The US Federal Reserve surprised markets recently by making a hawkish pivot through its updated dot plot projections, which now indicate two hikes in 2023 compared with their prior dot plot which showed no hikes. In addition, 7 of the 18 board members already see a hike in 2022. Fed Chair Jerome Powell also confirmed that the committee have begun initial discussions on tapering off their large-scale bond purchases, which will probably advance as the year progresses.
This hawkish outcome was driven by the Fed’s increasing confidence in the economic outlook. The Fed is reacting to a strengthening consumer, where demand has been fuelled by unprecedented amounts of monetary and fiscal support.
Whilst labour market gains in recent months have been slower than anticipated, the Fed is confident that jobs growth will continue, as enhanced unemployment benefits that are beginning to expire in some states in June will be fully expired by September, thus forcing individuals to return to the labour market.
For several months now, we have been positioned with a structurally defensive interest rate exposure across our fixed-income portfolios and this positioning has benefitted from the recent Fed meeting.

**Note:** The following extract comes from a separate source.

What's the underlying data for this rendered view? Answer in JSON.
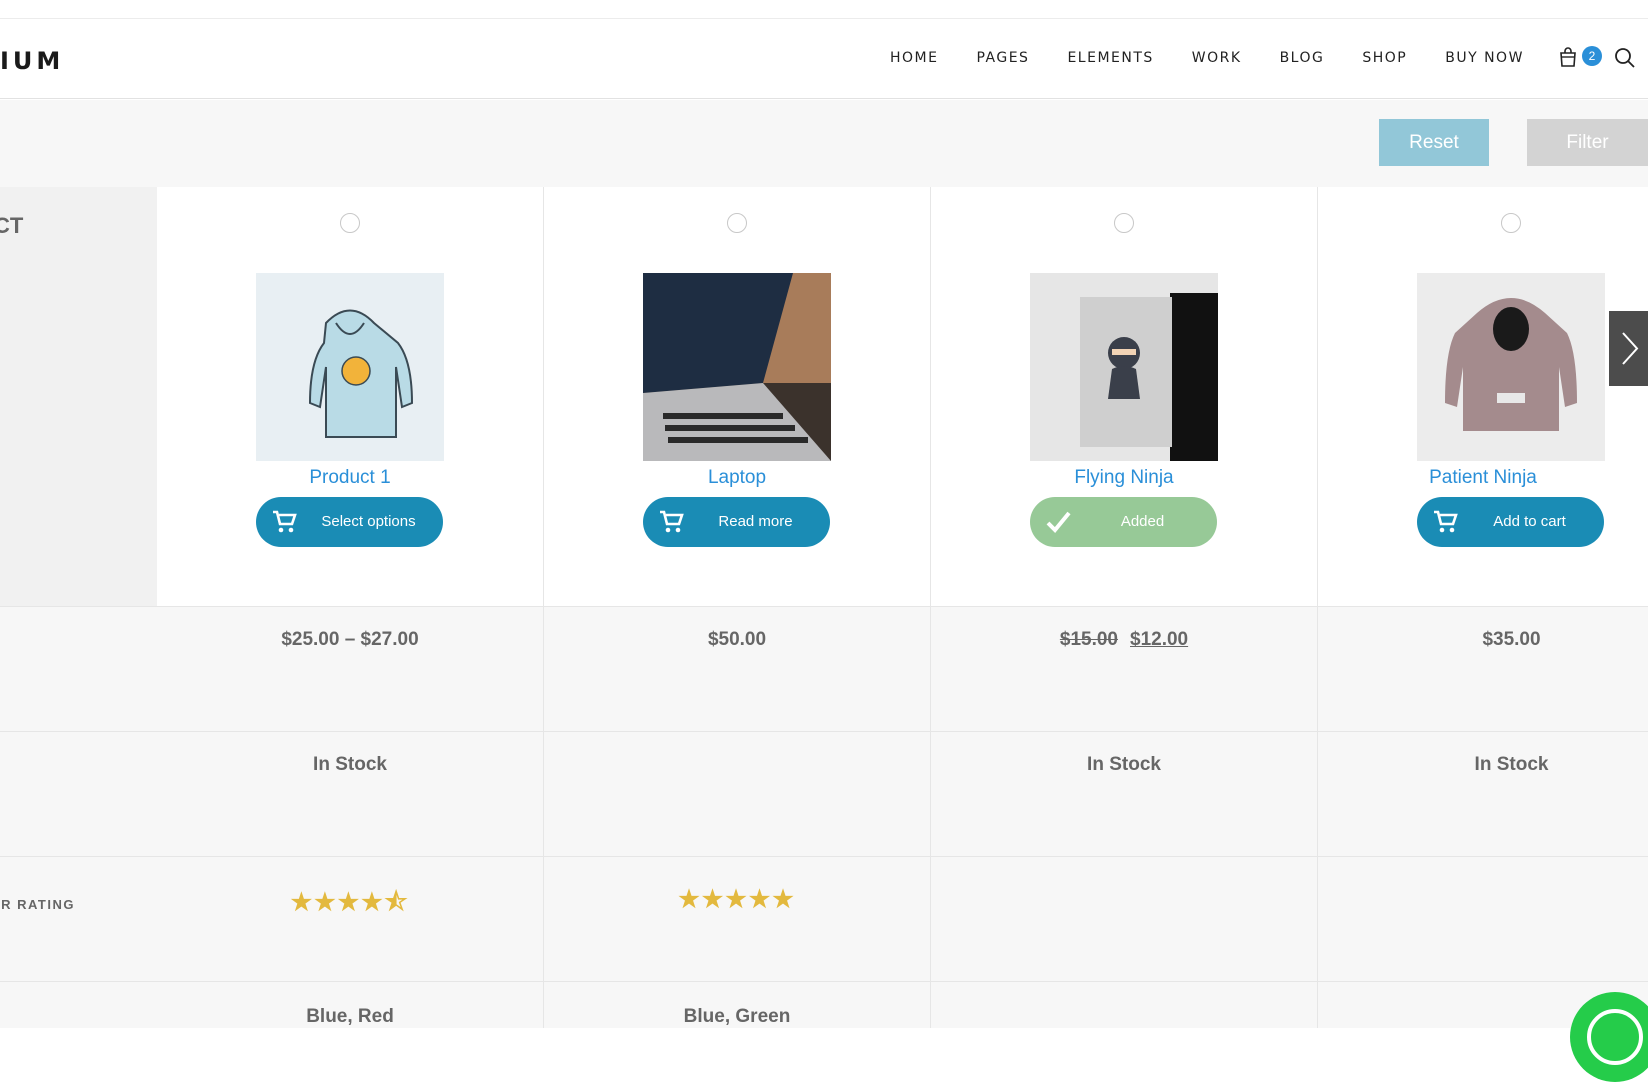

We see this meeting as the Fed looking to close the gap in pricing between themselves and the market, and from here we expect it to also limit the downside in US government bond yields, where the recent lows in rates should define the bottom of the range. Interest rates remain a risk, particularly for longer-dated maturities, and products that do not manage their interest rate exposures, such as ETFs and tracker funds, may see capital losses as rates continue to rise across the interest rate curve.
In terms of credit, we remain positive and continue to maintain an overweight position.

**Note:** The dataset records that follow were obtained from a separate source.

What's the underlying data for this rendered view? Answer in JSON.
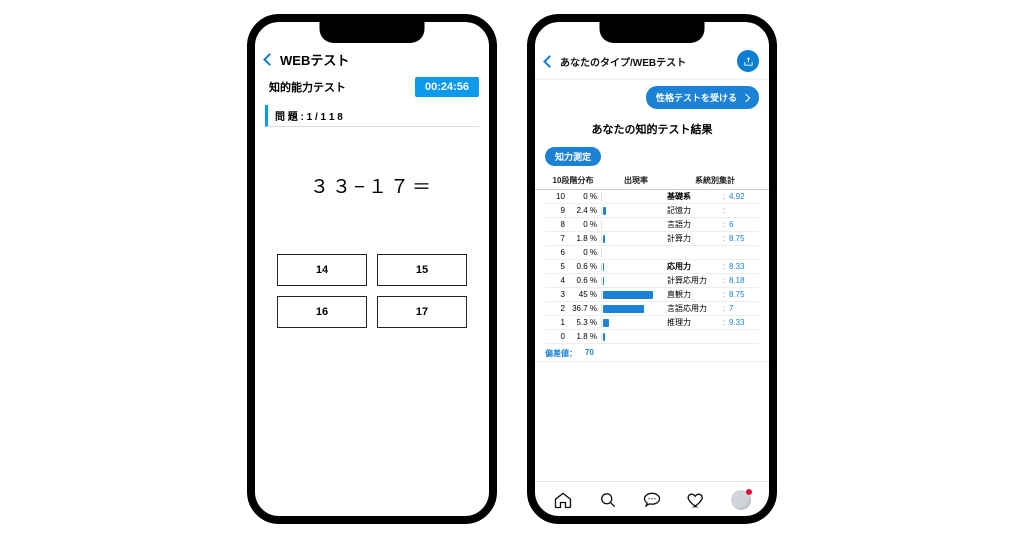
{
  "colors": {
    "accent": "#0b99eb",
    "primary": "#1c82d6"
  },
  "phone1": {
    "header": {
      "title": "WEBテスト"
    },
    "subtitle": "知的能力テスト",
    "timer": "00:24:56",
    "question_number_label": "問 題 : 1  /  1 1 8",
    "question": "３３−１７＝",
    "answers": [
      "14",
      "15",
      "16",
      "17"
    ]
  },
  "phone2": {
    "header": {
      "title": "あなたのタイプ/WEBテスト",
      "share_icon": "share-icon"
    },
    "cta": "性格テストを受ける",
    "result_title": "あなたの知的テスト結果",
    "pill": "知力測定",
    "table_headers": {
      "dist": "10段階分布",
      "rate": "出現率",
      "right": "系統別集計"
    },
    "distribution": [
      {
        "level": 10,
        "pct": "0 %",
        "bar": 0
      },
      {
        "level": 9,
        "pct": "2.4 %",
        "bar": 2.4
      },
      {
        "level": 8,
        "pct": "0 %",
        "bar": 0
      },
      {
        "level": 7,
        "pct": "1.8 %",
        "bar": 1.8
      },
      {
        "level": 6,
        "pct": "0 %",
        "bar": 0
      },
      {
        "level": 5,
        "pct": "0.6 %",
        "bar": 0.6
      },
      {
        "level": 4,
        "pct": "0.6 %",
        "bar": 0.6
      },
      {
        "level": 3,
        "pct": "45 %",
        "bar": 45
      },
      {
        "level": 2,
        "pct": "36.7 %",
        "bar": 36.7
      },
      {
        "level": 1,
        "pct": "5.3 %",
        "bar": 5.3
      },
      {
        "level": 0,
        "pct": "1.8 %",
        "bar": 1.8
      }
    ],
    "categories": [
      {
        "name": "基礎系",
        "score": "4.92",
        "bold": true
      },
      {
        "name": "記憶力",
        "score": ""
      },
      {
        "name": "言語力",
        "score": "6"
      },
      {
        "name": "計算力",
        "score": "8.75"
      },
      {
        "name": "",
        "score": ""
      },
      {
        "name": "応用力",
        "score": "8.33",
        "bold": true
      },
      {
        "name": "計算応用力",
        "score": "8.18"
      },
      {
        "name": "直観力",
        "score": "8.75"
      },
      {
        "name": "言語応用力",
        "score": "7"
      },
      {
        "name": "推理力",
        "score": "9.33"
      },
      {
        "name": "",
        "score": ""
      }
    ],
    "deviation": {
      "label": "偏差値：",
      "value": "70"
    },
    "tabs": [
      "home",
      "search",
      "chat",
      "heart",
      "avatar"
    ]
  },
  "chart_data": {
    "type": "bar",
    "title": "10段階分布 出現率",
    "categories": [
      10,
      9,
      8,
      7,
      6,
      5,
      4,
      3,
      2,
      1,
      0
    ],
    "values": [
      0,
      2.4,
      0,
      1.8,
      0,
      0.6,
      0.6,
      45,
      36.7,
      5.3,
      1.8
    ],
    "xlabel": "段階",
    "ylabel": "出現率 (%)",
    "ylim": [
      0,
      50
    ]
  }
}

We see a Fed that is now no longer significantly behind the curve as reducing one of the major tail risks that investors have been concerned about, namely that of sustained inflation above their target which could potentially have led to violent moves on the rates markets and contagion into credit markets. Instead, this hawkish pivot by the Fed looks as though it will dampen fears of excessive inflation in the medium term, and the market has responded with forward-looking inflation instruments falling since the FOMC meeting. Given the global economic growth path is now expected to exceed the pre-Covid trend, in tandem with the significant and continuous monetary and fiscal stimulus measures, credit continues to be attractive, with the distinct possibility that those fixed-income credit markets where spreads have not returned to their pre-Covid lows will do so.
We take the recent moves by central banks – and the Fed in particular – as confirmation of our defensive bias on interest rates along with a constructive view on credit, in particular high yield and AT1s, and expect to continue to hold these positions in the medium term.